Multifunctional (Co3Fe)(S2)4-ion-microneedle patch: Synergistic antimicrobial, anti-inflammatory and cell proliferation for accelerating wound healing

Preventing Bacterial infection and accelerating wound closure are critical for wound healing. Herein, a novel multifunctional polyvinyl alcohol-polyvinylpyrrolidone (PVA-PVP) microneedle (MN) patch embedded with enzyme-like activity (Co₃Fe)(S₂)₄ (CFS) nanoparticles and metal ions (Co²⁺ and Fe³⁺) was systematically synthesized for the management of bacteria-infected wounds. CFS regulated redox homeostasis and achieved Bacterial eradication while concomitantly alleviating oxidative damage.
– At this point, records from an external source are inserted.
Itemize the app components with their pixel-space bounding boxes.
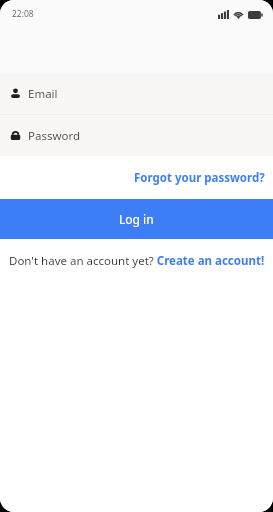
button[interactable]: Forgot your password? bbox=[126, 164, 273, 192]
staticText: 22:08 bbox=[12, 8, 34, 20]
staticText: Forgot your password? bbox=[134, 170, 265, 186]
button[interactable]: Don't have an account yet? Create an acc… bbox=[3, 248, 271, 274]
button[interactable]: Log in bbox=[0, 199, 273, 239]
button[interactable]: Password bbox=[0, 115, 273, 156]
other: Password bbox=[10, 130, 21, 141]
other: Email bbox=[10, 88, 21, 99]
other: Battery bbox=[248, 11, 263, 19]
other: Wi-Fi bbox=[233, 10, 244, 19]
button[interactable]: Email bbox=[0, 73, 273, 114]
staticText: Password bbox=[28, 128, 81, 144]
other: Signal strength bbox=[218, 10, 229, 19]
staticText: Log in bbox=[119, 211, 154, 227]
staticText: Don't have an account yet? Create an acc… bbox=[9, 253, 265, 269]
staticText: Email bbox=[28, 86, 58, 102]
Specifically, CFS generated Reactive Oxygen Species (ROS) to eliminate bacteria and concurrently attenuated cellular inflammation by scavenging ROS through their superoxide dismutase-like (SOD) activity. Meanwhile, the results of RNA transcriptome Sequencing and quantitative real-time polymerase chain reaction (qRT-PCR) analyses indicated that Co²⁺ and Fe³⁺ can inhibit inflammatory responses in mice by modulating the IL-17 and NF-κB signaling pathways. Therefore, CFS-ion-MN significantly enhanced the healing of wounds infected with methicillin-resistant Staphylococcus aureus (MRSA) in mice model without eliciting systemic toxicity. Overall, this study offers an innovative methodology for the development of composite Materials for the effective treatment of wounds.

Anti-inflammatory; Cobalt iron ions; Microneedle Patch; Nanozyme; Wound healing.